Je me demande si l’astrologie telle qu’elle se pratique de nos jours ne reflète pas notre société comme toute religion dominante en son temps. C’est une croyance individualiste et consumériste, qui se renouvelle chaque mois sous la forme de l’horoscope et ne concerne que le moi narcissique, qui aime se raconter des histoires et surtout en être le héros, dans une vision qui ne considère pas la communauté des vivants et encore moins le Tout, l’esprit en toute chose. Elle n’exige pas de sacrifice ni d’ascèse, pas le moindre dépassement de soi, n’oblige à aucune éthique, n’offre que du bénéfice. Quand je vois son succès, je me demande si je ne généralise pas mon expérience personnelle en déclarant que nous sommes tous croyants. Peut-être est-ce tout l’inverse. Peut-être sommes-nous tous, presque tous, incroyants, même parmi les croyants déclarés. Devrais-je renverser toute mon analyse ?
Alors je parlerai en mon nom seulement. J’ai eu une expérience très vive du divin dès l’enfance. Je jouais avec Dieu, je lui parlais. Je le confie avec réserve. L’expérience spirituelle est, selon moi, la plus intime. Si je devais la décrire telle que je la ressens aujourd’hui, je dirais : un déchirement, le long de la respiration, en travers de la poitrine, douloureux, une fissure qui libérerait du corps sa lumière. J’ai grandi dans un milieu aveuglément matérialiste, avec difficulté, comme, disons, une plante tropicale en Suède. Cette clandestinité a été dure, mais a rendu ma croyance plus pure. Elle ne s’est troublée d’aucune considération d’orthodoxie. J’entends souvent raconter que l’on croit en Dieu dans les situations extrêmes. Peut-être ai-je été tout de suite jetée dans une situation extrême et peut-être est-ce ce qui nous manque pour croire. Car ce n’est pas la raison qui affaiblit notre croyance, mais notre confort. Cet excès d’objets et de techniques, toujours de nouveaux objets et de nouvelles techniques, comme autant de sutures sur la déchirure que rien ne refermera, jamais, qui nous constitue et si nous cessons de l’obstruer et décidons de supporter sa douleur, nous verrons la lumière qu’elle libère.

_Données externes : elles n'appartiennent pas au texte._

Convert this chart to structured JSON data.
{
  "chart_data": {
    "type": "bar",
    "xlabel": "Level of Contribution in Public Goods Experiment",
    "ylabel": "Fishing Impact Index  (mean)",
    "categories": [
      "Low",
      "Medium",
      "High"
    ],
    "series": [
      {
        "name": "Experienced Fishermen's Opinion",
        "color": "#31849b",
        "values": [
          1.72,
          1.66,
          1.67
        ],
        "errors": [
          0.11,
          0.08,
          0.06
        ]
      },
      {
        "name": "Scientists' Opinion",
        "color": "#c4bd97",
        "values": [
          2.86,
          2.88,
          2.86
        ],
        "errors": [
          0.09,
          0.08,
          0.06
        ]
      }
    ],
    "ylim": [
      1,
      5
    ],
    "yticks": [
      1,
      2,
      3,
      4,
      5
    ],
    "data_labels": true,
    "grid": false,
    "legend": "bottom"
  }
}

Mais pourquoi croire ? Quel intérêt, dira-t-on. Car l’intérêt gouverne notre monde… Pour l’immensité, répondrai-je. Pour quitter la vie étriquée des soucis et des mépris. Suis-je une exception ? J’entends si souvent parler d’un monde désenchanté, déserté par le sacré. Le monde est terrible, c’est certain. Mais sans enchantement ? Sans sacré ? Vit-on dans le même ? Ne voyez-vous pas la révélation au coin de la rue ? Que l’on soit croyant ou non, sans le savoir, en le sachant, notre vie est une réponse à la question de Dieu, à la question du sens, alors n’attendons pas la dernière extrémité pour la formuler.